L'heure de début de journée de travail est celle à laquelle le salarié est arrivé au bureau ou au lieu de son premier rendez-vous professionnel extérieur, et l'heure de fin de journée de travail est celle à laquelle il a quitté le bureau ou le lieu de son dernier rendez-vous professionnel extérieur.

Afin d'établir le décompte et le contrôle de votre temps de travail, vous vous engagez à remplir une fiche de déclaration de vos horaires que vous devez conserver et tenir à la disposition de l'entreprise pour tout contrôle.

- le volume minimum de production contractuel que vous vous êtes engagé à réaliser tel que précisé dans votre annexe 'Missions' est révisé à effet du 1er janvier 2001, par application du taux de 35/39èmes.'

Il ressort de l'ensemble de ces éléments que la convention de forfait en heures est prévue par un accord d'entreprise et a fait l'objet d'un écrit entre l'employeur et la salariée lors de la conclusion de l'avenant au contrat de travail, dont la signature le 29 mars 2001 vaut acceptation par la salariée des dispositions qu'il contient.

Ceci étant, le système ainsi décrit fait reposer sur le seul salarié le décompte de son temps de travail par un système autodéclaratif, sans mention des modalités de contrôle mises en place et à la charge de l'employeur.

Pour justifier des dispositions mises en place pour le suivi du temps de travail de sa salariée, la SA [7] se réfère aux entretiens annuels produits par Mme [L] [M] qui comportent une rubrique ' souhaitez-vous un entretien avec votre responsable ressources humaines à ce sujet'' à laquelle la salariée a répondu positivement le 2 avril 2015 et le 3 mars 2016 sans qu'il ne soit pour autant justifié de la tenue de tels entretiens.

Ainsi, il n'est pas justifié que Mme [L] [M] ait été reçue dans le cadre d'entretiens annuels sur la durée du temps de travail et l'articulation entre son temps de travail et sa vie privée.
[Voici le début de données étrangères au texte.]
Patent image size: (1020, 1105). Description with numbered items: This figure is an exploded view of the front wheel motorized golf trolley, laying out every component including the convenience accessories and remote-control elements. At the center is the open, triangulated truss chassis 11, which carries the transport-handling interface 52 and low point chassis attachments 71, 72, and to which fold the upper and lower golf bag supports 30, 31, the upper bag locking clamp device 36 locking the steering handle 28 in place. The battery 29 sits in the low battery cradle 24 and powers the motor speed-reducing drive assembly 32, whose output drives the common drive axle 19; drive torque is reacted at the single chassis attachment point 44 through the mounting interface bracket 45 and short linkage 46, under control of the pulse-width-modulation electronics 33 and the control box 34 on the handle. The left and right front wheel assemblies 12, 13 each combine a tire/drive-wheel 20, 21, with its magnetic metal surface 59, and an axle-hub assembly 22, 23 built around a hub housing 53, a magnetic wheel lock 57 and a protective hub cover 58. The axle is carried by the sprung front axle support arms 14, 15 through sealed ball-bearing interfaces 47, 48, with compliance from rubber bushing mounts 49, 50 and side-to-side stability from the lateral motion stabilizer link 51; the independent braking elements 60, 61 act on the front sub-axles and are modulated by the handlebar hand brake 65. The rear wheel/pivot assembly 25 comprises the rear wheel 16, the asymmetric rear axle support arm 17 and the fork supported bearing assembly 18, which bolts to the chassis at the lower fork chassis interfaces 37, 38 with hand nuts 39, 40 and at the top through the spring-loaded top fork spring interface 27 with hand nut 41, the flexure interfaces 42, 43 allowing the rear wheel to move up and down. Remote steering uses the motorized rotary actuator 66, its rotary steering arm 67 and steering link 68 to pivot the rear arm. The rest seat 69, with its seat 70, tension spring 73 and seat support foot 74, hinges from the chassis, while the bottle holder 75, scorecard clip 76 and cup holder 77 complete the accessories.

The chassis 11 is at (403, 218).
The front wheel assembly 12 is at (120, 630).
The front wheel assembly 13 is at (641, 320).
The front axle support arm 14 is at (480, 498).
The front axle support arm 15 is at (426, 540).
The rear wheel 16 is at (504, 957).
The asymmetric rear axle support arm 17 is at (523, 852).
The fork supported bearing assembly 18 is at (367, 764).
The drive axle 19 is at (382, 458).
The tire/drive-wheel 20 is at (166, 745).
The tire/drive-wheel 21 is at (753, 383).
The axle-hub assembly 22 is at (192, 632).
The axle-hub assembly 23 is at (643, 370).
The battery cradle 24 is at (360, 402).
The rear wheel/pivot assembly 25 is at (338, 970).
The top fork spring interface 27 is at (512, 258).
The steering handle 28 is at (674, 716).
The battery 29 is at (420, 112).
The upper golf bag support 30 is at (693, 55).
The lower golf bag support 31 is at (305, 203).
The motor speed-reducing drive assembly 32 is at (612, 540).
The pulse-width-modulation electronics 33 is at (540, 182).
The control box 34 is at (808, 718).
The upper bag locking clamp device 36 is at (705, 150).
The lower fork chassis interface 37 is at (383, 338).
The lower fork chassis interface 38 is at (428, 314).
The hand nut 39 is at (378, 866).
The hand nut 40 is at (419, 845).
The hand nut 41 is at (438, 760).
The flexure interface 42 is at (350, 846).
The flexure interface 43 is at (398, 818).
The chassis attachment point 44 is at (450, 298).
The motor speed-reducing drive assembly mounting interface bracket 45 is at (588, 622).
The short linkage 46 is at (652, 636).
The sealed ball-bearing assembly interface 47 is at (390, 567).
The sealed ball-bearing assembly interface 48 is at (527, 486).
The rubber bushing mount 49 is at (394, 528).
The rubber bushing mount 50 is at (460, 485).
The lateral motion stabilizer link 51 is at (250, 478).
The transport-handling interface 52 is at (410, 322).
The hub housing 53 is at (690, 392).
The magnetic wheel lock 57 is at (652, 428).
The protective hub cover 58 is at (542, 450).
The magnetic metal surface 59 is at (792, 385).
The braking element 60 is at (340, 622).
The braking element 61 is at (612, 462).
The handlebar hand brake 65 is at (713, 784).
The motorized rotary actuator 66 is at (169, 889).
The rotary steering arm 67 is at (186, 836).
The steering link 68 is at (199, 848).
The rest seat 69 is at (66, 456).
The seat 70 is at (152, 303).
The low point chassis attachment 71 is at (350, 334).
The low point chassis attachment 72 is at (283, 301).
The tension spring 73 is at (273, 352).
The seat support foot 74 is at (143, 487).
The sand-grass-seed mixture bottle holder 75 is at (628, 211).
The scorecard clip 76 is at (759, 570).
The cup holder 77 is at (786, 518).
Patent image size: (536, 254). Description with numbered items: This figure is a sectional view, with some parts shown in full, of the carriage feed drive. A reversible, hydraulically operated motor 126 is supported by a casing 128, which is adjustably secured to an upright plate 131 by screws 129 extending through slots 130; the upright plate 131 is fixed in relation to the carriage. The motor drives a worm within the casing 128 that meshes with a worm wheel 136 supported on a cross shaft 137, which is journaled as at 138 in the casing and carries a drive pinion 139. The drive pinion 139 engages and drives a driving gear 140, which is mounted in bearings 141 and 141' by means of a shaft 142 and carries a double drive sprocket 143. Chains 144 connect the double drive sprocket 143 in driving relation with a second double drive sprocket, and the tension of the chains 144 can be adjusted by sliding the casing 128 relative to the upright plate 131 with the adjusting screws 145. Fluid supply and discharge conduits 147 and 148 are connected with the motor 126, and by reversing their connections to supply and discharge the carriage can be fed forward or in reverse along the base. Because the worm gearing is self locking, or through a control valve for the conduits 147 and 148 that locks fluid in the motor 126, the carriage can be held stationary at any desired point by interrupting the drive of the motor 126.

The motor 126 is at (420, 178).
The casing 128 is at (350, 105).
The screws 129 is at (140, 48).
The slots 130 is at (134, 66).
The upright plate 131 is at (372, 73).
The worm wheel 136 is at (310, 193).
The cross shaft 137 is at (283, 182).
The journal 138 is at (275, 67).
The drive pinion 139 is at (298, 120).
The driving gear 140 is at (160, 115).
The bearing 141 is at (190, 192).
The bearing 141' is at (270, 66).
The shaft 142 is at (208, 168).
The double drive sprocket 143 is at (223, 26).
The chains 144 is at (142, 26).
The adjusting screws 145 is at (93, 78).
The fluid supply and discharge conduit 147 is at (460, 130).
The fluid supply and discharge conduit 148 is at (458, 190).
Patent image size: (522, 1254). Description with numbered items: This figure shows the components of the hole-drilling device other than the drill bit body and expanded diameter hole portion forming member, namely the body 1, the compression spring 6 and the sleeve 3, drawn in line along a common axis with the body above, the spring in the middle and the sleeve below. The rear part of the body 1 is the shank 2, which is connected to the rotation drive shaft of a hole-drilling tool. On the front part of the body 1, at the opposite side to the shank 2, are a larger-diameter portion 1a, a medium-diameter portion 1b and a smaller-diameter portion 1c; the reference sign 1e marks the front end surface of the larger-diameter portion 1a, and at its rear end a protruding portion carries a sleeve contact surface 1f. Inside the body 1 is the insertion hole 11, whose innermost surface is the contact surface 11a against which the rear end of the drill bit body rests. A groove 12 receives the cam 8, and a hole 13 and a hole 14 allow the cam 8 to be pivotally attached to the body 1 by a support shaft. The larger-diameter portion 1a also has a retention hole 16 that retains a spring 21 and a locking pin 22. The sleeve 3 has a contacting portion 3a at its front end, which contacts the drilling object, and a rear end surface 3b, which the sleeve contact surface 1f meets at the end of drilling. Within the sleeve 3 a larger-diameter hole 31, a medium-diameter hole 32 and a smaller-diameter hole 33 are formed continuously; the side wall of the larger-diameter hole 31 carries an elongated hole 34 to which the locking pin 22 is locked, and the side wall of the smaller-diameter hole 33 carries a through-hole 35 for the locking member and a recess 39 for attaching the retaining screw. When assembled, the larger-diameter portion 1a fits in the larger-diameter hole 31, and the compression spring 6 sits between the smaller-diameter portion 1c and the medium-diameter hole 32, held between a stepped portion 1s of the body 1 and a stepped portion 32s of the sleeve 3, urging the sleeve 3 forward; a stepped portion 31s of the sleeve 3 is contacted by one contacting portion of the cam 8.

Par suite, la cour ne peut qu'en déduire que la convention de rémunération sous forme de forfait en heures à laquelle Mme [L] [M] a consenti par la signature de son contrat de travail n'est pas conforme aux prescriptions légales, conventionnelles et européennes et qu'elle doit être annulée.

Ensuite de cette annulation de la convention de forfait en jours, Mme [L] [M] peut prétendre à l'application à son égard des dispositions relatives à la durée légale hebdomadaire du travail prévue aux articles L. 3121-20 et suivants du code du travail.

La décision déférée sera infirmée en ce sens.

* rappel de salaire : heures supplémentaires

Aux termes de l'article L. 3171-2 alinéa 1er du code du travail, lorsque tous les salariés occupés dans un service ou un atelier ne travaillent pas selon le même horaire collectif, l'employeur établit les documents nécessaires au décompte de la durée de travail, des repos compensateurs acquis et de leur prise effective, pour chacun des salariés concernés. Selon l'article 3171-3 du même code, dans sa rédaction antérieure à celle issue de la loi n°2016-1088 du 8 août 2016, l'employeur tient à la disposition de l'inspecteur ou du contrôleur du travail les documents permettant de comptabiliser le temps de travail accompli par chaque salarié. La nature des documents et la durée pendant laquelle ils sont tenus à disposition sont déterminées par voie réglementaire.

Selon l'article 3171-4 du code du travail, en cas de litige relatif à l'existence ou au nombre d'heures de travail accomplies, l'employeur fournit au juge les éléments de nature à justifier les horaires effectivement réalisés par le salarié. Au vu de ces éléments et de ceux fournis par le salarié à l'appui de sa demande, le juge forme sa conviction après avoir ordonné, en cas de besoin, toutes les mesures d'instruction qu'il estime utiles. Si le décompte des heures de travail accomplies par chaque salarié est assuré par un système d'enregistrement automatique, celui-ci doit être fiable et infalsifiable.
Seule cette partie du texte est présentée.